Plan & MeasureCore· 35 min read

Goals & KPIs (CTR, CPC, CPA, ROAS)

Set SMART goals, then track the right numbers — CTR, CPC, CPA, ROAS and CAC — to know if you are winning.

What you will learn

  • Write a SMART marketing goal
  • Define the core metrics CTR, CPC, CPA, ROAS and CAC
  • Calculate each metric from real numbers

A goal you can actually check

A goal like “get more sales” is too vague — you can never tell if you hit it. Good marketers use SMART goals: Specific, Measurable, Achievable, Relevant, and Time-bound.

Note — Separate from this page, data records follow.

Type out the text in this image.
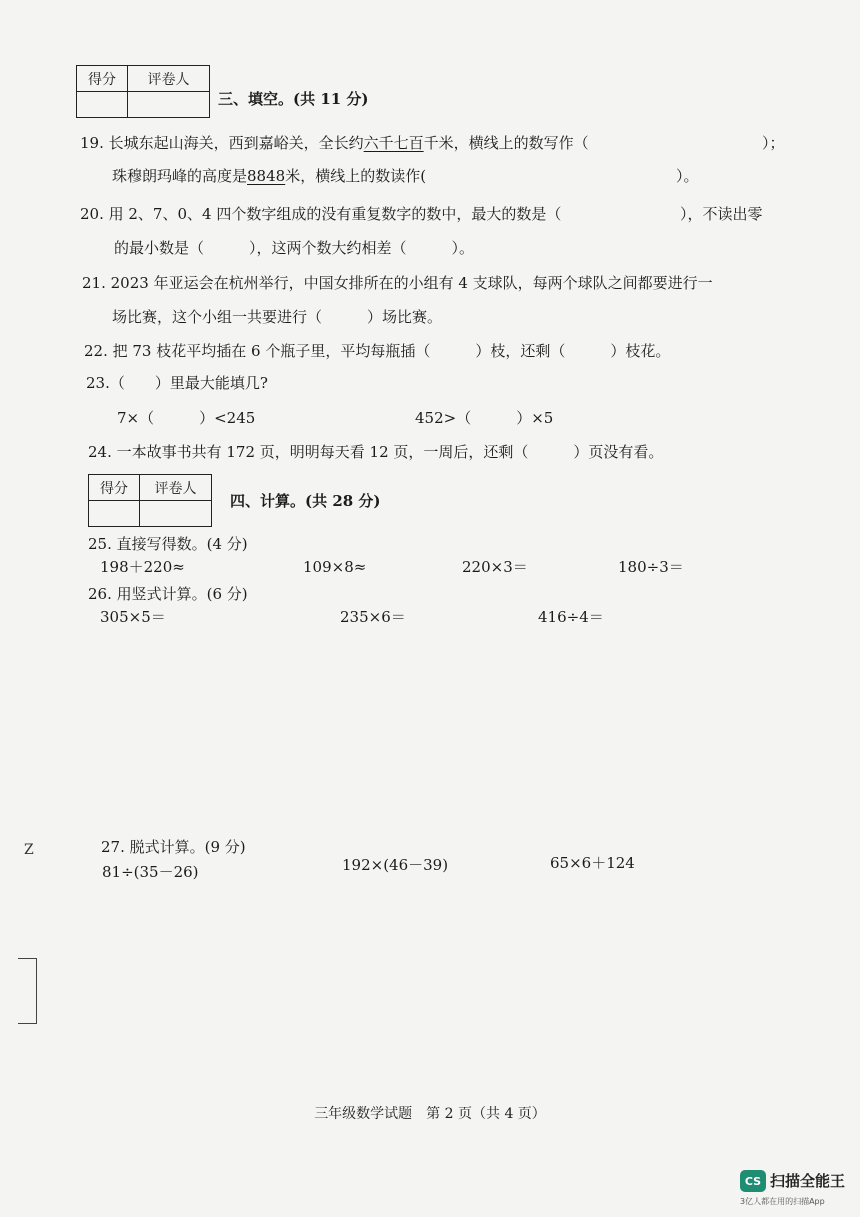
得分	评卷人

三、填空。(共 11 分)
19. 长城东起山海关，西到嘉峪关，全长约六千七百千米，横线上的数写作（	）；
珠穆朗玛峰的高度是8848米，横线上的数读作(	）。
20. 用 2、7、0、4 四个数字组成的没有重复数字的数中，最大的数是（	），不读出零
的最小数是（　　　），这两个数大约相差（　　　）。
21. 2023 年亚运会在杭州举行，中国女排所在的小组有 4 支球队，每两个球队之间都要进行一
场比赛，这个小组一共要进行（　　　）场比赛。
22. 把 73 枝花平均插在 6 个瓶子里，平均每瓶插（　　　）枝，还剩（　　　）枝花。
23.（　　）里最大能填几?
7×（　　　）<245	452>（　　　）×5
24. 一本故事书共有 172 页，明明每天看 12 页，一周后，还剩（　　　）页没有看。
得分	评卷人

四、计算。(共 28 分)
25. 直接写得数。(4 分)
198＋220≈	109×8≈	220×3＝	180÷3＝
26. 用竖式计算。(6 分)
305×5＝	235×6＝	416÷4＝
Z	27. 脱式计算。(9 分)
81÷(35－26)	192×(46－39)	65×6＋124
三年级数学试题　第 2 页（共 4 页）
CS 扫描全能王
3亿人都在用的扫描App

  • Vague: “get more website visitors.”
  • SMART: “get 2,000 website visitors from Instagram in June.”

The SMART version names a number (2,000), a source (Instagram), and a deadline (June). Now you will know if you succeeded.

KPIs — the numbers that matter

A KPI (Key Performance Indicator) is a number you track to measure success. These five are the ones every digital marketer must know.

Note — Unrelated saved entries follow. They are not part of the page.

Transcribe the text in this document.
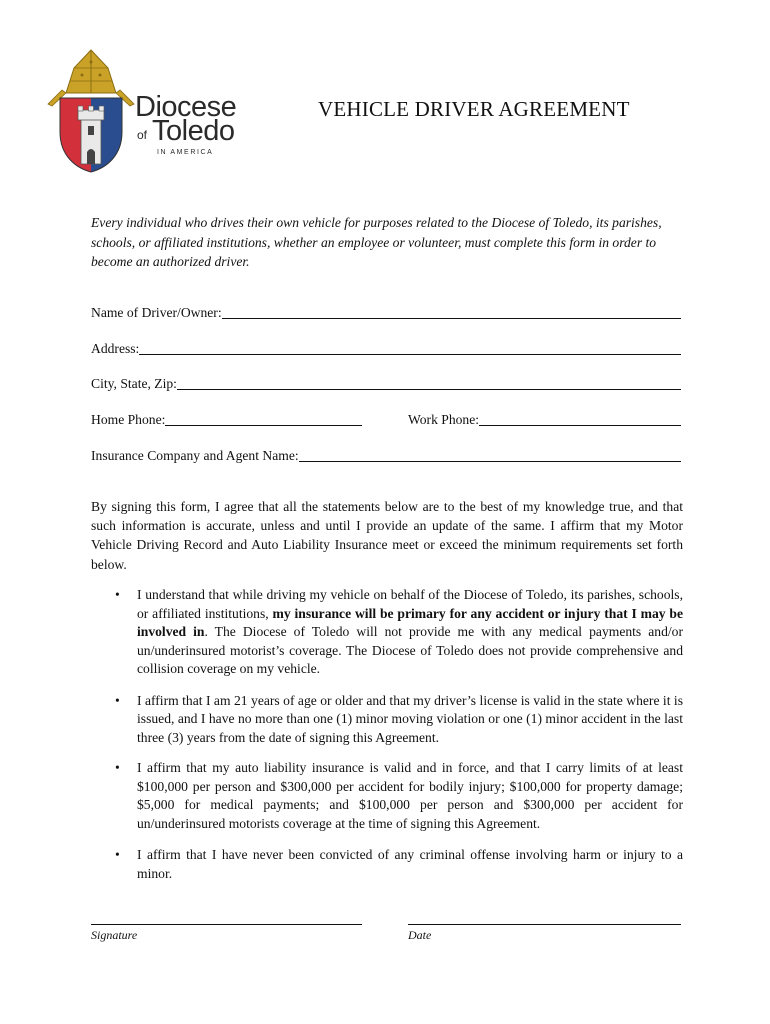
Diocese
of Toledo
IN AMERICA
VEHICLE DRIVER AGREEMENT
Every individual who drives their own vehicle for purposes related to the Diocese of Toledo, its parishes, schools, or affiliated institutions, whether an employee or volunteer, must complete this form in order to become an authorized driver.
Name of Driver/Owner:
Address:
City, State, Zip:
Home Phone:	Work Phone:
Insurance Company and Agent Name:
By signing this form, I agree that all the statements below are to the best of my knowledge true, and that such information is accurate, unless and until I provide an update of the same. I affirm that my Motor Vehicle Driving Record and Auto Liability Insurance meet or exceed the minimum requirements set forth below.
• I understand that while driving my vehicle on behalf of the Diocese of Toledo, its parishes, schools, or affiliated institutions, my insurance will be primary for any accident or injury that I may be involved in. The Diocese of Toledo will not provide me with any medical payments and/or un/underinsured motorist’s coverage. The Diocese of Toledo does not provide comprehensive and collision coverage on my vehicle.
• I affirm that I am 21 years of age or older and that my driver’s license is valid in the state where it is issued, and I have no more than one (1) minor moving violation or one (1) minor accident in the last three (3) years from the date of signing this Agreement.
• I affirm that my auto liability insurance is valid and in force, and that I carry limits of at least $100,000 per person and $300,000 per accident for bodily injury; $100,000 for property damage; $5,000 for medical payments; and $100,000 per person and $300,000 per accident for un/underinsured motorists coverage at the time of signing this Agreement.
• I affirm that I have never been convicted of any criminal offense involving harm or injury to a minor.
Signature	Date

MetricFull nameWhat it tells you
CTRClick-Through RateHow many who saw the ad clicked it
CPCCost Per ClickHow much you pay for one click
CPACost Per AcquisitionHow much you pay for one sale or sign-up
ROASReturn On Ad SpendRevenue earned for every rupee spent
CACCustomer Acquisition CostTotal cost to win one new customer

Calculating each one

Let us use one bakery Instagram ad. It was seen 10,000 times, got 500 clicks, cost ₹2,000, and led to 25 cake orders worth ₹10,000 in total sales.

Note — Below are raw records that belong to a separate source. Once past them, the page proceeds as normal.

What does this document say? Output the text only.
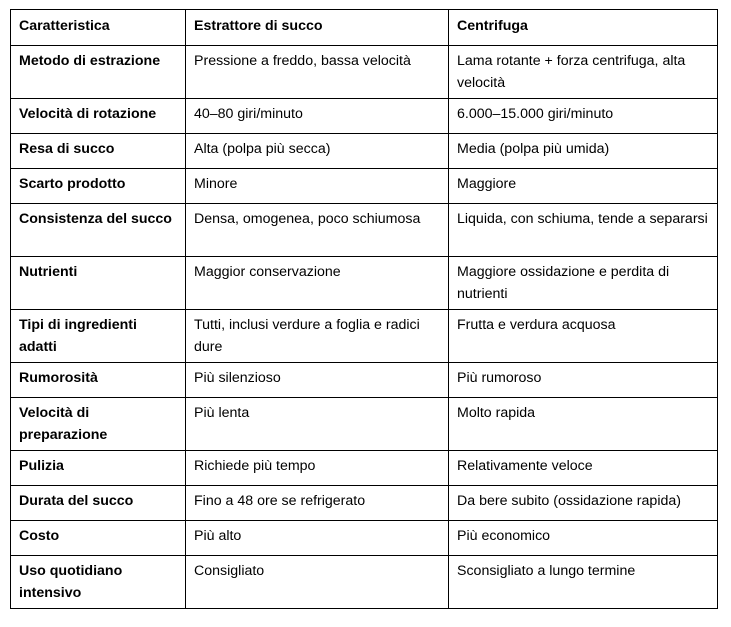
Caratteristica	Estrattore di succo	Centrifuga
Metodo di estrazione	Pressione a freddo, bassa velocità	Lama rotante + forza centrifuga, alta velocità
Velocità di rotazione	40–80 giri/minuto	6.000–15.000 giri/minuto
Resa di succo	Alta (polpa più secca)	Media (polpa più umida)
Scarto prodotto	Minore	Maggiore
Consistenza del succo	Densa, omogenea, poco schiumosa	Liquida, con schiuma, tende a separarsi
Nutrienti	Maggior conservazione	Maggiore ossidazione e perdita di nutrienti
Tipi di ingredienti adatti	Tutti, inclusi verdure a foglia e radici dure	Frutta e verdura acquosa
Rumorosità	Più silenzioso	Più rumoroso
Velocità di preparazione	Più lenta	Molto rapida
Pulizia	Richiede più tempo	Relativamente veloce
Durata del succo	Fino a 48 ore se refrigerato	Da bere subito (ossidazione rapida)
Costo	Più alto	Più economico
Uso quotidiano intensivo	Consigliato	Sconsigliato a lungo termine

The four core ad metrics, calculated step by step from one bakery ad
CTR  = clicks / impressions      = 500 / 10000   = 5%
CPC  = cost / clicks             = 2000 / 500    = Rs 4 per click
CPA  = cost / orders             = 2000 / 25     = Rs 80 per order
ROAS = revenue / cost            = 10000 / 2000  = 5x  (Rs 5 back per Rs 1)

Note: Read these together and the ad looks great: a 5% CTR is strong, each order cost only Rs 80, and every Rs 1 spent returned Rs 5 (ROAS of 5x). CAC is like CPA but counts every cost to win a customer, not just ad spend — so it is usually a bit higher.

CAC vs CPA — the small difference

CPA usually counts only the ad cost per sale. CAC counts everything — ads, tools, staff time — to win one new customer. CAC gives the fuller, more honest picture of what a customer truly costs.

Tip: The two numbers a business owner cares about most are ROAS (am I making money on ads?) and CAC (what does each customer cost me?). If ROAS is above 1x you are earning more than you spend — the higher, the better.

Watch out: A high CTR alone does not mean success. Lots of clicks but no orders means you are paying for visits that do not buy. Always follow the chain all the way down to CPA and ROAS, not just clicks.

Q. An ad got 1,000 clicks from 50,000 impressions. What is its CTR?

Answer: CTR = clicks / impressions = 1000 / 50000 = 0.02 = 2%. CTR always divides the clicks by how many times the ad was shown.

✍️ Practice

  1. An ad cost ₹3,000, got 600 clicks and 30 sales. Calculate its CPC and CPA.
  2. Rewrite this vague goal as a SMART goal: "get more followers on Instagram".

🏠 Homework

  1. An ad spent ₹5,000 and brought ₹20,000 in sales. Calculate the ROAS and write one sentence on whether the ad was worth it.